At the ABA Forum meeting in D.C., representatives of the Chief Counsel’s office met with tax practitioners to discuss LIHTC issues, including compliance issues, Revenue Procedure 2014-12 issues and state tax credit issues.  In the discussion, Faith Colson, who has taken a leadership role at the IRS with respect to the audit of state tax credit transactions, responded to a series of questions regarding the scope of application of the disguised sale rule that was endorsed by 4thCircuit decision in the Virginia historic tax credit case and would treat allocation of state tax credits as a taxable sale.

First, in a helpful comment, Faith said that an allocation of state tax credits proportionally to the interest of the partners in a partnership would not be challenged by the IRS.  Accordingly, in transactions where the federal tax credit investor is also allocated state credits, the IRS would not recharacterize the allocation of the state credit as a taxable sale.

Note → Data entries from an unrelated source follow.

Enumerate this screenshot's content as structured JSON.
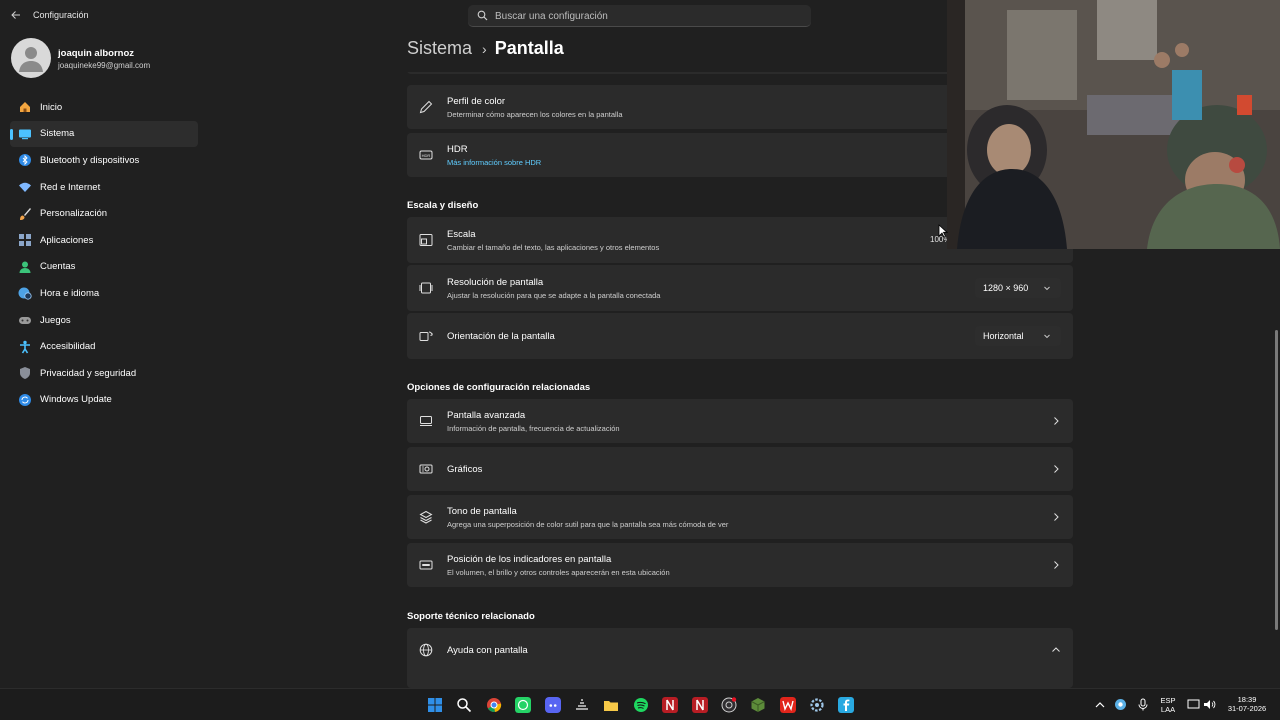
{
  "titlebar": {
    "app_title": "Configuración",
    "search_placeholder": "Buscar una configuración"
  },
  "profile": {
    "name": "joaquin albornoz",
    "email": "joaquineke99@gmail.com"
  },
  "sidebar": {
    "items": [
      {
        "label": "Inicio",
        "icon": "home-icon",
        "color": "#f4a640"
      },
      {
        "label": "Sistema",
        "icon": "system-icon",
        "color": "#4cc2ff",
        "active": true
      },
      {
        "label": "Bluetooth y dispositivos",
        "icon": "bluetooth-icon",
        "color": "#2e8ae6"
      },
      {
        "label": "Red e Internet",
        "icon": "wifi-icon",
        "color": "#7fb8ff"
      },
      {
        "label": "Personalización",
        "icon": "brush-icon",
        "color": "#f0a24a"
      },
      {
        "label": "Aplicaciones",
        "icon": "apps-icon",
        "color": "#8ba6c9"
      },
      {
        "label": "Cuentas",
        "icon": "person-icon",
        "color": "#3bc47a"
      },
      {
        "label": "Hora e idioma",
        "icon": "globe-clock-icon",
        "color": "#4ea3e6"
      },
      {
        "label": "Juegos",
        "icon": "gamepad-icon",
        "color": "#9a9a9a"
      },
      {
        "label": "Accesibilidad",
        "icon": "accessibility-icon",
        "color": "#4cc2ff"
      },
      {
        "label": "Privacidad y seguridad",
        "icon": "shield-icon",
        "color": "#8a8f99"
      },
      {
        "label": "Windows Update",
        "icon": "update-icon",
        "color": "#2e8ae6"
      }
    ]
  },
  "header": {
    "parent": "Sistema",
    "separator": "›",
    "current": "Pantalla"
  },
  "cards_top": [
    {
      "title": "Perfil de color",
      "desc": "Determinar cómo aparecen los colores en la pantalla",
      "icon": "pen-icon"
    },
    {
      "title": "HDR",
      "link": "Más información sobre HDR",
      "icon": "hdr-icon"
    }
  ],
  "sections": {
    "scale": "Escala y diseño",
    "related": "Opciones de configuración relacionadas",
    "support": "Soporte técnico relacionado"
  },
  "scale_cards": [
    {
      "title": "Escala",
      "desc": "Cambiar el tamaño del texto, las aplicaciones y otros elementos",
      "value": "100%",
      "icon": "scale-icon"
    },
    {
      "title": "Resolución de pantalla",
      "desc": "Ajustar la resolución para que se adapte a la pantalla conectada",
      "value": "1280 × 960",
      "icon": "resolution-icon"
    },
    {
      "title": "Orientación de la pantalla",
      "value": "Horizontal",
      "icon": "orientation-icon"
    }
  ],
  "related_cards": [
    {
      "title": "Pantalla avanzada",
      "desc": "Información de pantalla, frecuencia de actualización",
      "icon": "monitor-icon"
    },
    {
      "title": "Gráficos",
      "icon": "graphics-icon"
    },
    {
      "title": "Tono de pantalla",
      "desc": "Agrega una superposición de color sutil para que la pantalla sea más cómoda de ver",
      "icon": "layers-icon"
    },
    {
      "title": "Posición de los indicadores en pantalla",
      "desc": "El volumen, el brillo y otros controles aparecerán en esta ubicación",
      "icon": "indicator-icon"
    }
  ],
  "support_cards": [
    {
      "title": "Ayuda con pantalla",
      "icon": "globe-icon"
    }
  ],
  "taskbar": {
    "apps": [
      "windows-start-icon",
      "search-icon",
      "chrome-icon",
      "whatsapp-icon",
      "discord-icon",
      "app-icon",
      "file-explorer-icon",
      "spotify-icon",
      "netflix-icon",
      "netflix-icon",
      "obs-icon",
      "minecraft-icon",
      "wps-icon",
      "settings-icon",
      "facebook-icon"
    ],
    "lang_top": "ESP",
    "lang_bottom": "LAA",
    "time": "18:39",
    "date": "31-07-2026"
  }
}
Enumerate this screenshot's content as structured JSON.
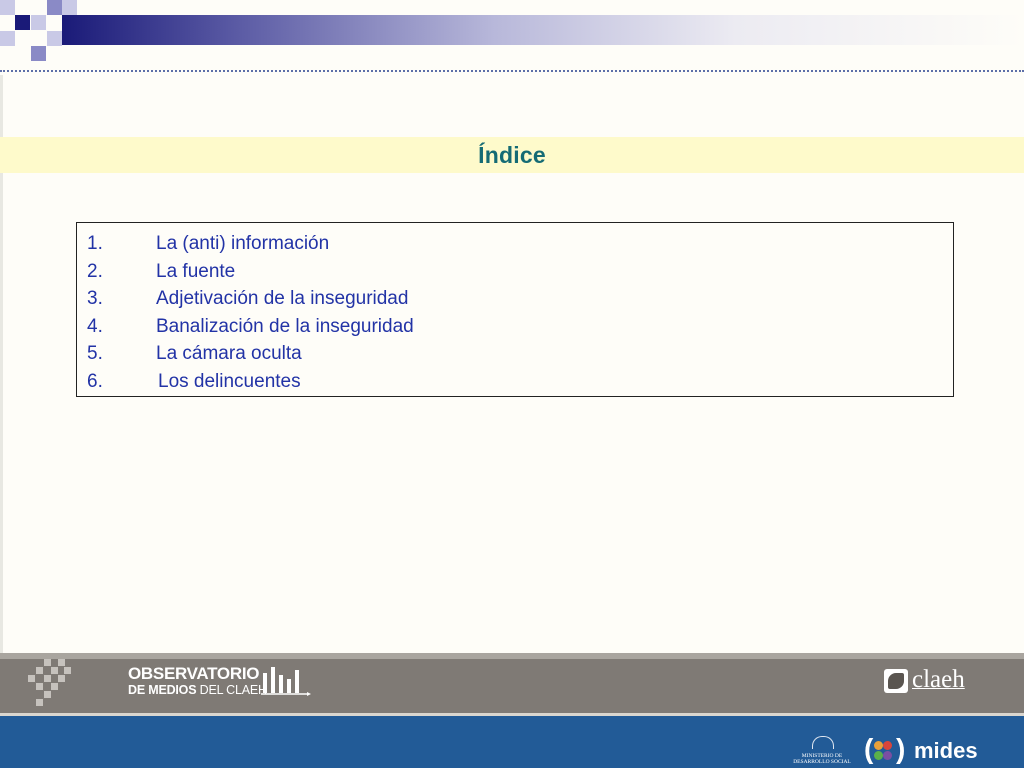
{
  "slide": {
    "title": "Índice",
    "index_items": [
      {
        "number": "1.",
        "label": "La (anti) información"
      },
      {
        "number": "2.",
        "label": "La fuente"
      },
      {
        "number": "3.",
        "label": "Adjetivación de la inseguridad"
      },
      {
        "number": "4.",
        "label": "Banalización de la inseguridad"
      },
      {
        "number": "5.",
        "label": "La cámara oculta"
      },
      {
        "number": "6.",
        "label": "Los delincuentes"
      }
    ]
  },
  "footer": {
    "observatorio_line1": "OBSERVATORIO",
    "observatorio_line2_bold": "DE MEDIOS",
    "observatorio_line2_rest": " DEL CLAEH",
    "claeh_text": "claeh",
    "ministerio_line1": "MINISTERIO DE",
    "ministerio_line2": "DESARROLLO SOCIAL",
    "mides_text": "mides"
  },
  "colors": {
    "title": "#156b74",
    "title_bar": "#fefacb",
    "index_text": "#2233a6",
    "header_dark": "#1a1a78",
    "footer_gray": "#7f7a75",
    "footer_blue": "#225b97"
  },
  "icons": {
    "header": "decorative-squares-icon",
    "observatorio": "bar-chart-icon",
    "claeh": "claeh-mark-icon",
    "ministerio": "sun-seal-icon",
    "mides": "flower-icon"
  }
}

Second, in any transaction in which a state tax credit earned at placement in service is specially allocated to a state investor that holds small interest in the partnership that generates the credit, the IRS would be likely to recharacterize the transaction as a taxable sale of the state credit, regardless of the nature of the credit or whether the state investor intends to hold its interest in the partnership for an extended period of time.

Third, in a surprisingly aggressive response to a question regarding state LIHTC credits that are available to a partnership (1) on an annual basis if the project remains in compliance and (2) that are subject to recapture for a 15 year period, Faith acknowledged that she had not studied such a credit, but was inclined to disregard the fact that only a small portion of the state credit was earned within the two year disguised sale presumption period and treat any specially allocated state credit as property that was “sold” by the allocating partnership.

This position reflects the aggressiveness of the IRS’s approach to the federal taxation of state credits.  While there are strong arguments that can be made that the 10 factors identified in the disguised sale rules found in Treasury Regulation Section 1.707-3(b)(2) should not be reduced to a single factor approach in which any state credit disproportionately allocated is deemed “sold” for federal income tax purposes, taxpayers should expect that the IRS may challenge any disproportionate allocation of state credits.